Roche has announced that it has entered into a definitive merger agreement to acquire Poseida Therapeutics, a public clinical-stage biopharmaceutical company pioneering donor-derived CAR-T cell therapies.
Based in San Diego, California, Poseida’s R&D portfolio includes pre-clinical and clinical-stage off-the-shelf (also referred to as allogeneic) CAR-T therapies across several therapeutic areas including haematological malignancies, solid tumours, and autoimmune disease, as well as manufacturing capabilities and technology platforms.
The acquisition builds on the existing partnership between Roche and Poseida following the collaboration and licence agreement established in 2022, which focuses on developing off-the-shelf CAR-T cell therapies to address medical needs of patients with haematological malignancies.
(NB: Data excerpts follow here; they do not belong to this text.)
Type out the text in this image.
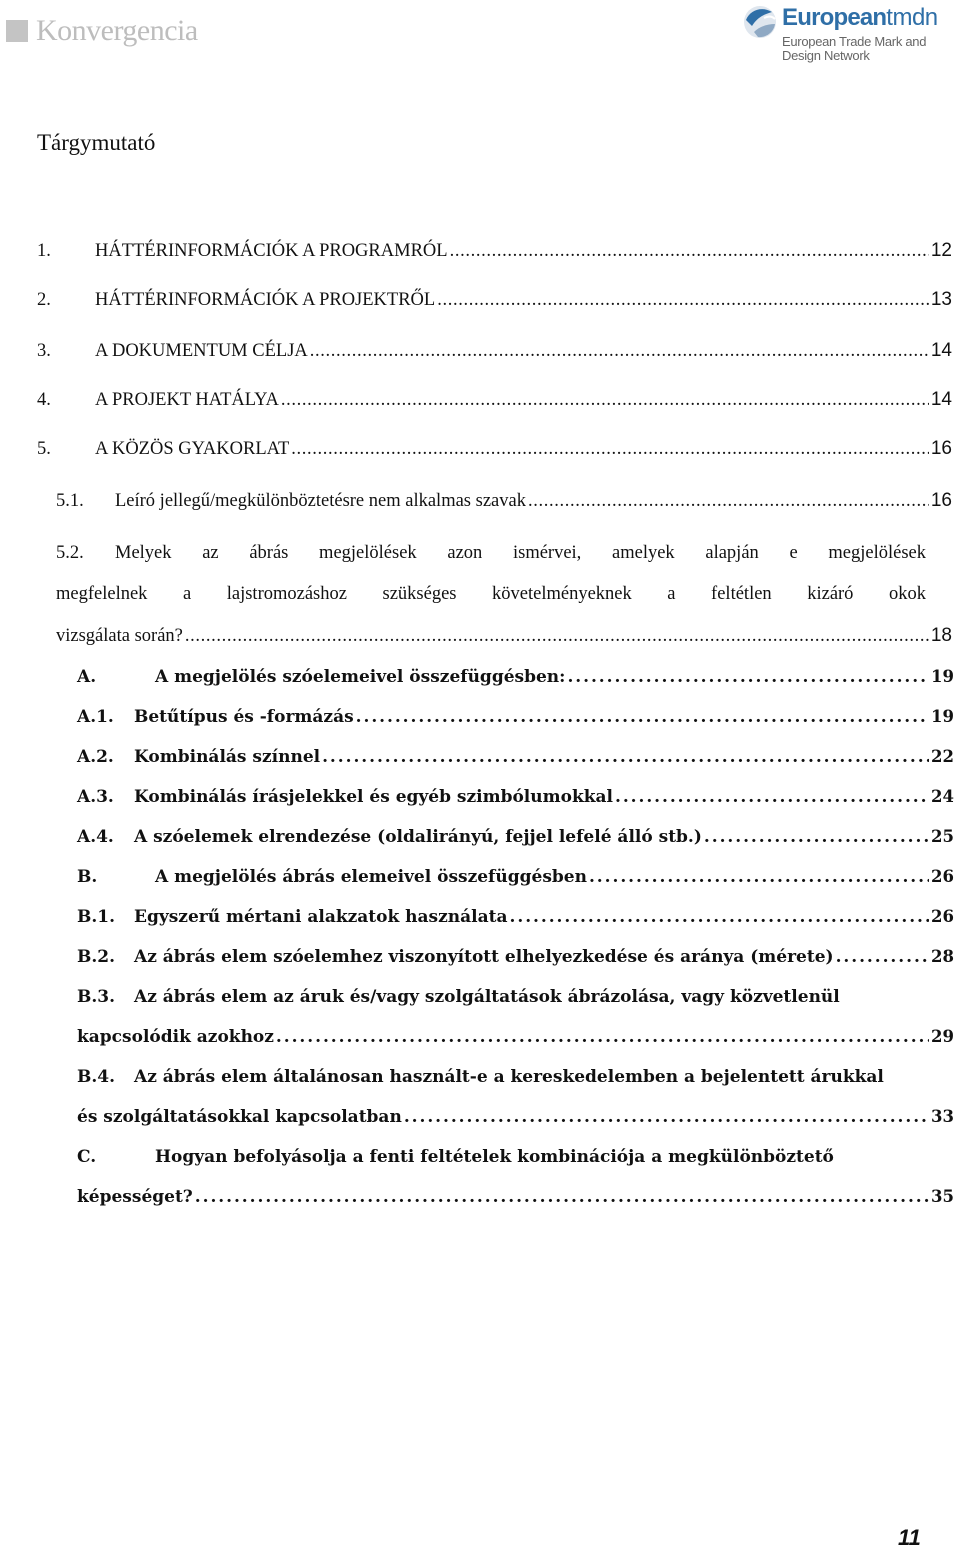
Konvergencia	Europeantmdn
European Trade Mark and
Design Network
Tárgymutató
1.	HÁTTÉRINFORMÁCIÓK A PROGRAMRÓL . . .	12
2.	HÁTTÉRINFORMÁCIÓK A PROJEKTRŐL . . .	13
3.	A DOKUMENTUM CÉLJA . . .	14
4.	A PROJEKT HATÁLYA . . .	14
5.	A KÖZÖS GYAKORLAT . . .	16
5.1.	Leíró jellegű/megkülönböztetésre nem alkalmas szavak . . .	16
5.2. Melyek az ábrás megjelölések azon ismérvei, amelyek alapján e megjelölések
megfelelnek a lajstromozáshoz szükséges követelményeknek a feltétlen kizáró okok
vizsgálata során? . . .	18
A.	A megjelölés szóelemeivel összefüggésben: . . .	19
A.1.	Betűtípus és -formázás . . .	19
A.2.	Kombinálás színnel . . .	22
A.3.	Kombinálás írásjelekkel és egyéb szimbólumokkal . . .	24
A.4.	A szóelemek elrendezése (oldalirányú, fejjel lefelé álló stb.) . . .	25
B.	A megjelölés ábrás elemeivel összefüggésben . . .	26
B.1.	Egyszerű mértani alakzatok használata . . .	26
B.2.	Az ábrás elem szóelemhez viszonyított elhelyezkedése és aránya (mérete) . . .	28
B.3. Az ábrás elem az áruk és/vagy szolgáltatások ábrázolása, vagy közvetlenül
kapcsolódik azokhoz . . .	29
B.4. Az ábrás elem általánosan használt-e a kereskedelemben a bejelentett árukkal
és szolgáltatásokkal kapcsolatban . . .	33
C.	Hogyan befolyásolja a fenti feltételek kombinációja a megkülönböztető
képességet? . . .	35
11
The joint vision of Poseida, Roche and Genentech, a member of the Roche Group, is to deliver the next generation of off-the-shelf CAR-T cell therapies with increased potency and favourable safety at a scale that can potentially reach more patients and enable broad commercial use.
“This exciting acquisition will allow us to drive further progress in allogeneic cell therapy while leveraging the successful existing partnership with Poseida,” said Levi Garraway, Head of Product Development and Chief Medical Officer at Roche. “We are very encouraged by the early clinical data, and this acquisition builds on our joint progress to catalyse the development of potentially first and best-in-class cell therapies in oncology, immunology and neurology.”
Poseida Therapeutics is a clinical-stage biopharmaceutical company advancing differentiated allogeneic cell therapies and genetic medicines with the capacity to cure. The company's pipeline includes investigational allogeneic CAR-T cell therapies for haematologic cancers, autoimmune diseases, and solid tumours, as well as investigational in vivo genetic medicines that address patient populations with high unmet medical need. Poseida’s approach is based on its proprietary genetic editing platforms, including its non-viral transposon-based DNA delivery system, Cas-CLOVER™Site-Specific Gene Editing System, Booster Molecule and nanoparticle gene delivery technologies, as well as in-house GMP cell therapy manufacturing. The Company has formed strategic collaborations with Roche and Astellas to unlock the promise of cell therapies for cancer patients.
The total deal value, including certain milestone payments, is worth up to US $1.5 billion. The transaction is expected to close in the first quarter of 2025, subject to customary closing conditions.